It’s time to unravel its confusion
Some people see grammar as a collation of rules. Really, it’s more like a jumble of exceptions. The road to learning English is beset by thousands of tiny little language landmines. Their sole purpose to ensure the journey is anything but smooth.
You may think these problems can be overcome once you have learned the logic behind the language. That there are patterns you will begin to see as your knowledge increases. That there will be a time when you can predict the anomalies or caveats likely to exist within a rule of grammar.
My friends, that time will never come. Here’s why.
There is no consistency or commonality to the breaking of the rules we have written for the grammar we have also written. They contradict each other.
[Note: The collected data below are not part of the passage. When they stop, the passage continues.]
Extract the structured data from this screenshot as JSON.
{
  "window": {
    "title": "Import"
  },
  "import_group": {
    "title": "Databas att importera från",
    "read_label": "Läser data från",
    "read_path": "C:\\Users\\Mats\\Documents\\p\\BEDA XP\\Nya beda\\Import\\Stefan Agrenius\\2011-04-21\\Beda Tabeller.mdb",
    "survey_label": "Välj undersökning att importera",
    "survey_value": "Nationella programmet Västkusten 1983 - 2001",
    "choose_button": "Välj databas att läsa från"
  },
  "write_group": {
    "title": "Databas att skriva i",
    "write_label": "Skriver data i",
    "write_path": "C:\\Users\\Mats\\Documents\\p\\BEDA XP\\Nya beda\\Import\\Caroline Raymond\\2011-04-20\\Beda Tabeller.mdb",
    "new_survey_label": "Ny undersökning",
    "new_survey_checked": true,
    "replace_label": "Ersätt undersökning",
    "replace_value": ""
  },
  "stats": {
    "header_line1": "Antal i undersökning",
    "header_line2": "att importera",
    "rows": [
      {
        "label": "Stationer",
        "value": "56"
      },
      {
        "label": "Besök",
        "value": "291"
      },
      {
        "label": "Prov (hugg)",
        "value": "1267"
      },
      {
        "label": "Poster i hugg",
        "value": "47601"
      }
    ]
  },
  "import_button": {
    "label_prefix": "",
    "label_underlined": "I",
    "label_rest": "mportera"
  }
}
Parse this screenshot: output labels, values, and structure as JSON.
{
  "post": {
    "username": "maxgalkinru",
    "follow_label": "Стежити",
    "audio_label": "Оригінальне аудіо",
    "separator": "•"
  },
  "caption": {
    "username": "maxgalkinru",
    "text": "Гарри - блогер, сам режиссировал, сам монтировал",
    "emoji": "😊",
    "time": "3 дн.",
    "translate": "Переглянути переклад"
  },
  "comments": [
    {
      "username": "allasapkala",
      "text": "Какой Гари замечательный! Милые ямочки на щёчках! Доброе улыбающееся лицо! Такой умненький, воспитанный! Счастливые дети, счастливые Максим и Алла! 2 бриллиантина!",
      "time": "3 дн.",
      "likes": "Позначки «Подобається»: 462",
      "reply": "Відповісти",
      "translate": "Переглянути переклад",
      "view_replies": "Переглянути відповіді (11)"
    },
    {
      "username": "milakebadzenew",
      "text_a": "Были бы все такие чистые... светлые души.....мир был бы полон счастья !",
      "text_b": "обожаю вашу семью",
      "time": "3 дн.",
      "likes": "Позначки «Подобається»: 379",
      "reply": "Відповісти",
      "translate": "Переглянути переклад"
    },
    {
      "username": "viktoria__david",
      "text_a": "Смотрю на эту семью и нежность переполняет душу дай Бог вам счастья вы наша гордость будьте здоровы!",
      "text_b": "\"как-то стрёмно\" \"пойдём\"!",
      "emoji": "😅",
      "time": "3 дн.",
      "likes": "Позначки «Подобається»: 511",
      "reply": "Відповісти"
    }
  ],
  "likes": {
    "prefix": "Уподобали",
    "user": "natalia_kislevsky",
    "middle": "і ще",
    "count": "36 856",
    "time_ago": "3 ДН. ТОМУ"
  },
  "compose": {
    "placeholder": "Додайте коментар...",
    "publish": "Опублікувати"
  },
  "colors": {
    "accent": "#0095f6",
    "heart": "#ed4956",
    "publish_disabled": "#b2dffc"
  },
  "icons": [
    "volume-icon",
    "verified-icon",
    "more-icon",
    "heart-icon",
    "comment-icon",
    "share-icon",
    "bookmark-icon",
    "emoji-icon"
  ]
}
Many can only be explained with a “It’s just the way it is”.
Which leads us to one great example in point.
Introducing the apostrophe s
The apostrophe s is already tricky. Its role impossible to know without the sentence context.
Seeing an apostrophe between a noun and an s tells you one of two things.
It is replacing an ‘i’ to condense a proper noun with ‘is’.
This gives us “Simon’s a clown”.
Meaning I am adept at slapstick comedy.
Or it is replacing nothing. Instead it signifies ownership (of what comes afterwards) by the preceding proper noun.
So we have “Simon’s clown”.
Meaning I am in possession of the slapstick comic genius.
That works when the object of the sentence is another noun, preceded by an article (‘a’ or ‘the’).
Unfortunately there are many words in the English language that can be both nouns and adjectives. Then even context won’t help.
The noun and adjective combos
For example, take the following sentence:
Have you seen Simon’s orange?
We could be replacing the ‘i’ in the sentence “Simon’s orange”.
This would be the case if I have been overapplying the fake tan. The question is encouraging mockery of the look that has been achieved.
But we may also be signifying ownership with the sentence “Simon’s orange”.
This would be referencing the deliciously zingy fruit I have – or had – in my knapsack. For the question implies one of two things. That the orange is a thing of beauty that needs to be seen to be believed. Or that it has gone missing, presumed stolen. The question may also be accusatory if you are believed to be responsible for said theft.
How do you know which is the intended meaning?
From a linguistic perspective, you don’t.
You would rely on the wider context of conversation, and hope for clues. If you can see my skin has its normal pasty sheen to it, it’s unlikely I have been at the melatonin. So you can comfortably assume fruit is the topic. (Though said pastiness may lead you to question the fruit’s vitamin content nonetheless).
Tricksy. But still workable. Common sense will help.
Once you have got to grips with that, we really screw with you.
That irritating 'it'
When the proper noun is replaced by the pronoun ‘it’, you can ignore everything you’ve learned so far. An apostrophe here means just one thing.
It’s means it is.
If you want to say something is owned by ‘it’, there’s no apostrophe. I have already used this earlier when I wrote “its role…”
Surely there’s a reason for this. Google it and you will find many reasons. Many, many reasons. Views that are held firmly and you may take as gospel…until you find another view that contradicts that one. And so on and so forth.
But here’s why this causes such widespread problems. We are looking at the wrong reference points.
It probably makes a teeny bit more sense when you stop thinking about how the apostrophe is used for possession with other nouns.
Ignore the apostrophe completely. Instead look at the pronoun and compare with how other pronouns signify possession.
Other pronouns don’t use the apostrophe for possession. We wouldn’t even consider including one, most of the time. Pronouns reform into completely new words when possessive.
When everybody has been on the self-tan:
They’re orange (not apostrophe s but the approach is the same)
and It’s orange
When citrus is in abundance
and Its orange
Apples and oranges
When looked at in this light, ‘its’ is merely the reformed version of ‘it’. And the fact that the reformed word ends with an ‘s’ is… merely coincidental.
Comparing it to the apostrophising of other possessives is confusing because it is an incorrect comparison.
Like comparing apples to, erm…oranges.
There are holes in this logic. The question that at once springs to mind is what about “one’s orange” and “one’s orange”. And Google will have many more.
If there’s any consistency in language, it’s its inconsistency.